Evet, bir insan böylesi can alıcı sözler karşısında padişahta olsa nereye kadar itiraz edebilirdi ki, sus pus olacağı muhakkak. Deminde dedik ya, hiç hesapta yokken durduk yere dün bir adam sarayın damında develerini aramaya kalkışıyor, bu günde bir genç ‘Han’ sandığı saraya girmeye uğraşıyor. Ortada garip bir şeylerin döndüğü besbelli, ama acaba ne? Şimdi gel de işin içinden çık çıkabilirsen. Hele birde tüm bu olup bitenler ikide bir padişahın etrafında dönüp dolaşıyorsa, meseleye sıradan bir mesele ya da tesadüfen gelişen hadiseler gözüyle bakamayız da elbet. En iyisi mi biz Yüce Allah (c.c) bir kulu için bir şey murad etmişse, mutlak bir sebep halk eder diye düşünmek en doğrusu, fazla kurcalamaya gelmez. Zaten bundan ötesi bizi aşan durumdur. Kaldı ki Yaradanın hikmetinden sual olunmaz da. Zira maksat hâsıl olduğunda o iki adam sırra kadem basar bile. Artık bu noktadan sonra İbrahim Ethem kendisiyle baş başadır. Şimdi o’nun için tam da olan biteni muhasebe etme zamanıdır. Çünkü adamların söylediği sözler öyle yenilir yutulur cinsten sözler değildi, öyle ki insanın nevrini döndürecek bir söylenip bin düşündüren sözlerdi. Yine de İbrahim Ehem’in padişah olması hasebiyle memleketin ahvalini düşünerekten bir şekilde gönlüne dokunan bu sözlerin tesirinden kurtulması gerekirdi, takdir edersiniz ki bu kafayla ahaliyi idare etmesi zor olacaktır. İbrahim Ethem neyse ki o an içinden gelen sese kulak verip kafasını dağıtmak adına kendini kırlara bayırlara atacaktır. Derken av elbiselerini tam takır giyinik bir halde dağın vadisine doğru yol alır da. Yol boyunca ilerlerken ilk etapta karşısına bir ceylan çıkıverecektir. Ancak gözüne kestirdiği ceylanı avlamak pek kolay olmayacaktır, epey kendisini yoracaktır. Ceylanın ardı sıra nefes nefese koşturur da. En nihayetinde avını kıskıvrak köşeye sıkıştırdığında kendi kendine şöyle teselli olur:
- Hadi şimdi kaçta bir göreyim. Beni bir hayli ardından koşturup yordun da ne oldu, sonunda seni yakaladım ya,
Oysa İbrahim Ethem kendi kendini teselli etmekle şimdiye kadar başına gelenlerin hiçbirinden ders almamış gözüküyor. Anlaşılan kendisine gelmesi için iyi bir ders daha verilmesi gerekiyormuş. Ve verilmesi gereken bu ders bu kez köşeye sıkıştırdığı ceylandan gelecektir. Allah’ın izniyle ceylan ceylanlığını gösterip hal lisanıyla şöyle dile gelir de:
-Görüyorum ki, ne de pek heveslisin beni avlamaya, hadi beni öldürdün varsayalım, başın göğe mi erecek sanki. Allah aşkına, hem sen bu işler için mi (av avlamak için mi) dünyaya geldin, ben senin yerinde olsam yaradılış gayene yönelik işleri yapmak için heves ederdim.

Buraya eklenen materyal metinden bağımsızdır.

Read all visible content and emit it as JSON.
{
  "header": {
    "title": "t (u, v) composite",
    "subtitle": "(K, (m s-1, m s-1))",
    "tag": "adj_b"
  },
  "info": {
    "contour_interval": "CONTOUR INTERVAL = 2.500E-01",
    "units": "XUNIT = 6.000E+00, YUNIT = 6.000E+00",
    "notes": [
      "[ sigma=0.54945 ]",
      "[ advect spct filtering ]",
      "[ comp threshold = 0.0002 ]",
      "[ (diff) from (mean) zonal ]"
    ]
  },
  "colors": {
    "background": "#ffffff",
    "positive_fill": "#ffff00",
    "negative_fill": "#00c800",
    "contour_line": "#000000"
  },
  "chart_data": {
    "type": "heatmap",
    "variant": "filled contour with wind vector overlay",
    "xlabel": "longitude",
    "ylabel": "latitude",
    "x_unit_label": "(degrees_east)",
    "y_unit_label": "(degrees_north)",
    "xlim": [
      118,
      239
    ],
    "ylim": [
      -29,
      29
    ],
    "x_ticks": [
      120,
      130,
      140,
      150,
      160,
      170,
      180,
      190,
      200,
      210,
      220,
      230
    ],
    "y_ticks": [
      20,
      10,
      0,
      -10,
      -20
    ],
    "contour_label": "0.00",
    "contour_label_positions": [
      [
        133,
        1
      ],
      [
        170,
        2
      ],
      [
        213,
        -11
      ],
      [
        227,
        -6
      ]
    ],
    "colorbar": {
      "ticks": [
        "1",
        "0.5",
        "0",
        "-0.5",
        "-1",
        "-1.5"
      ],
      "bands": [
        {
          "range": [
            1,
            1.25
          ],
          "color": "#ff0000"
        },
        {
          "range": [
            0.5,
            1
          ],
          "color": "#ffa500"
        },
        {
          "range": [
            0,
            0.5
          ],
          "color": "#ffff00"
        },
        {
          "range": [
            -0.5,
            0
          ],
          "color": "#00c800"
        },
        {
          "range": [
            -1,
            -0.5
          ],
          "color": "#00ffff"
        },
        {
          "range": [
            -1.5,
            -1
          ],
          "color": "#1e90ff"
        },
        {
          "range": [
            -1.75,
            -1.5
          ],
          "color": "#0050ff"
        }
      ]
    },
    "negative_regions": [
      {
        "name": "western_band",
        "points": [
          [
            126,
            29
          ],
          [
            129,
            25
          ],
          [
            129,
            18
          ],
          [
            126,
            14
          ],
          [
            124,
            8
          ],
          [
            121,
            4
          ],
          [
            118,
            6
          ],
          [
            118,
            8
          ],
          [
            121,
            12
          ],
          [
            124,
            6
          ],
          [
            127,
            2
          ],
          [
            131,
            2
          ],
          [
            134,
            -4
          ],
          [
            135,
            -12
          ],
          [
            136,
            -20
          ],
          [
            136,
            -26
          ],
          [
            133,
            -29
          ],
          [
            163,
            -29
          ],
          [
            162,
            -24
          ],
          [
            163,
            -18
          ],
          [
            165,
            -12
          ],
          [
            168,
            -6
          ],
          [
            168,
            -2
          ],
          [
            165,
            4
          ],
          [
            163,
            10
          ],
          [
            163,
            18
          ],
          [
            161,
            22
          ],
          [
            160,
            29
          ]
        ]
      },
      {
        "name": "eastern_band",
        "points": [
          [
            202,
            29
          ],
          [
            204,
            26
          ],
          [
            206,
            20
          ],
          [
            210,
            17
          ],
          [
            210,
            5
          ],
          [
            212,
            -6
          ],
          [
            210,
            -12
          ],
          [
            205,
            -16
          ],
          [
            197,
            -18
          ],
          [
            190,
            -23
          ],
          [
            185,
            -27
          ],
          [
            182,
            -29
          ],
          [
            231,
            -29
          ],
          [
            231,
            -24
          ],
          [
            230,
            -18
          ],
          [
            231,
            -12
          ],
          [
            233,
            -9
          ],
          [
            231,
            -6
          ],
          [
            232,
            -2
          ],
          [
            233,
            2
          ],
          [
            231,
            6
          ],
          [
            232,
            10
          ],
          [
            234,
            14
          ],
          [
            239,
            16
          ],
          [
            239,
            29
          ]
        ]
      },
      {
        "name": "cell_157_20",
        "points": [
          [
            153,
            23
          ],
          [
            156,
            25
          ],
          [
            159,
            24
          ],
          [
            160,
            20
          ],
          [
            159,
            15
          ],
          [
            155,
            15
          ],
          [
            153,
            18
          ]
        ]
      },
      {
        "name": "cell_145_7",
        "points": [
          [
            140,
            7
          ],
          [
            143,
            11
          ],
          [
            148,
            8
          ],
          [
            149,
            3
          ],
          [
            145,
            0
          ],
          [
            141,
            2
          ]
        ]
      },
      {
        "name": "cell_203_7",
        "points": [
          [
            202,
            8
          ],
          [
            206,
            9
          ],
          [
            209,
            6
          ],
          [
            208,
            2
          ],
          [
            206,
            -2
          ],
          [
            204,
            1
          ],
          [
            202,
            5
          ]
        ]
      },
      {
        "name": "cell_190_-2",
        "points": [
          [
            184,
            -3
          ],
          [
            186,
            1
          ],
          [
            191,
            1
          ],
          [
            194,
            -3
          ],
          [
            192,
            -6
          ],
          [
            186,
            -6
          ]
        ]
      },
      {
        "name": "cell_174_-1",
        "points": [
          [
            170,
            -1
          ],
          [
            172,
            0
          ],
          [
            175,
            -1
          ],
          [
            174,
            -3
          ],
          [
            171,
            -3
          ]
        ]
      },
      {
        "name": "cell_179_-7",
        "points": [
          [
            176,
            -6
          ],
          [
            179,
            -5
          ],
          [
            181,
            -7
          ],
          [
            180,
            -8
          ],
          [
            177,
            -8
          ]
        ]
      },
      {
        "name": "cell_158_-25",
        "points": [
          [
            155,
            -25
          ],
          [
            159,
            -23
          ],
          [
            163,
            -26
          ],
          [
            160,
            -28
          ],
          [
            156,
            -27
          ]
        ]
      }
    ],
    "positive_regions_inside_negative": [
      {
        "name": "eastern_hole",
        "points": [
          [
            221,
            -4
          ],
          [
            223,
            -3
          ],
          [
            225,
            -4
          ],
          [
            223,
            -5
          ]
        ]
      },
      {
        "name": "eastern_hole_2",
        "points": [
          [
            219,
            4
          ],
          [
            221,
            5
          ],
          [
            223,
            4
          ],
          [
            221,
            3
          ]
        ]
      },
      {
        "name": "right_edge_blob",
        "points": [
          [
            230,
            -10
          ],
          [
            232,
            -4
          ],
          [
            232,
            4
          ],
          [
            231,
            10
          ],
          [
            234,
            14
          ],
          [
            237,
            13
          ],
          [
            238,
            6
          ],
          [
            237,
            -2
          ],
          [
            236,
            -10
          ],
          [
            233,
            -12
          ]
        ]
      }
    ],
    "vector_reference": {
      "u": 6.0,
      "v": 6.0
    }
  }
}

İşte bu sözler İbrahim Ethem’e bu dünyada öyle rahatlık yüzü yoktur demenin başka bir ifade ediliş türüdür. Belli ki Yüce Mevla, ceylanı İbrahim kuluna vesile kılıp inceden inceye yaradılış gayesi doğrultusunda arayışa koyul denmekte. Zaten tüm bu yaşananlardan ders çıkardığında hem de padişahlığı, sarayı, tacı tahtı bırakacak derecede araya araya soluğu bir mürşidin kapısında alacaktır. Fakat dergâhın kapısına dayandığında mürşid hemen el vermez, İbrahim Ethem’e der ki:
-Bak evlat, olur ya maiyetinde idare ettiğin onca ahaliye zulmetmiş ya da zorla ellerinden mallarını almış olabilirsin, bizim yolumuzun düsturu gereği tüm bunların iadesi gerekir.
Bunun üzerine İbrahim Ethem her kimde kul hakkı varsa helallik dileyip hepsini kuruşu kuruşuna sahiplerine iade eder de. Böylece dergâha kabulü bu şekilde gerçekleşir. Ama yine de her şey bitmiş sayılmazdı, bu kez şeyhi o’nu samimiyet testinden geçirecektir. İsterseniz kendi kendimize empati yapıp bir an padişahın yerinde kendimizin olduğunu varsayalım, acaba hangimiz sarayı, tacı, tahtı bırakırda gelip bir şeyhin kapısında derviş olurduk ki. Hatta bu adam delimidir nedir diye alay etmesinler diye dergâhın yanından bile geçmezdik. Dolayısıyla padişahın teste tabii tutulmasını çok görmemek gerekir. Kaldı ki bizim dünyalılık olarak kaybedeceğimiz hiç bir şeyde yok ortada, ama padişahın öyle değil, başta tacı tahtı olmak üzere dünyalık olarak kaybedeceği çok şey var. Bu yüzden bilhassa padişahın test edilmesi son derece yerinde bir uygulamadır. Öyle ya, bakalım adam padişah ama gerçekten sarayını tahtını tacını terk edecek derecede samimi mi? Gerçekten de İbrahim Ethem hak ve hakikat yolunda nefsine teslim olmaz şeyhine teslim olaraktan samimiyet testinden geçer de. Böylece Allah için dergâhta 10–15 sene aşk ve muhabbetle teslimiyet örneği göstermenin neticesinde zamanın en büyük evliyaların arasına adını yazdırır da.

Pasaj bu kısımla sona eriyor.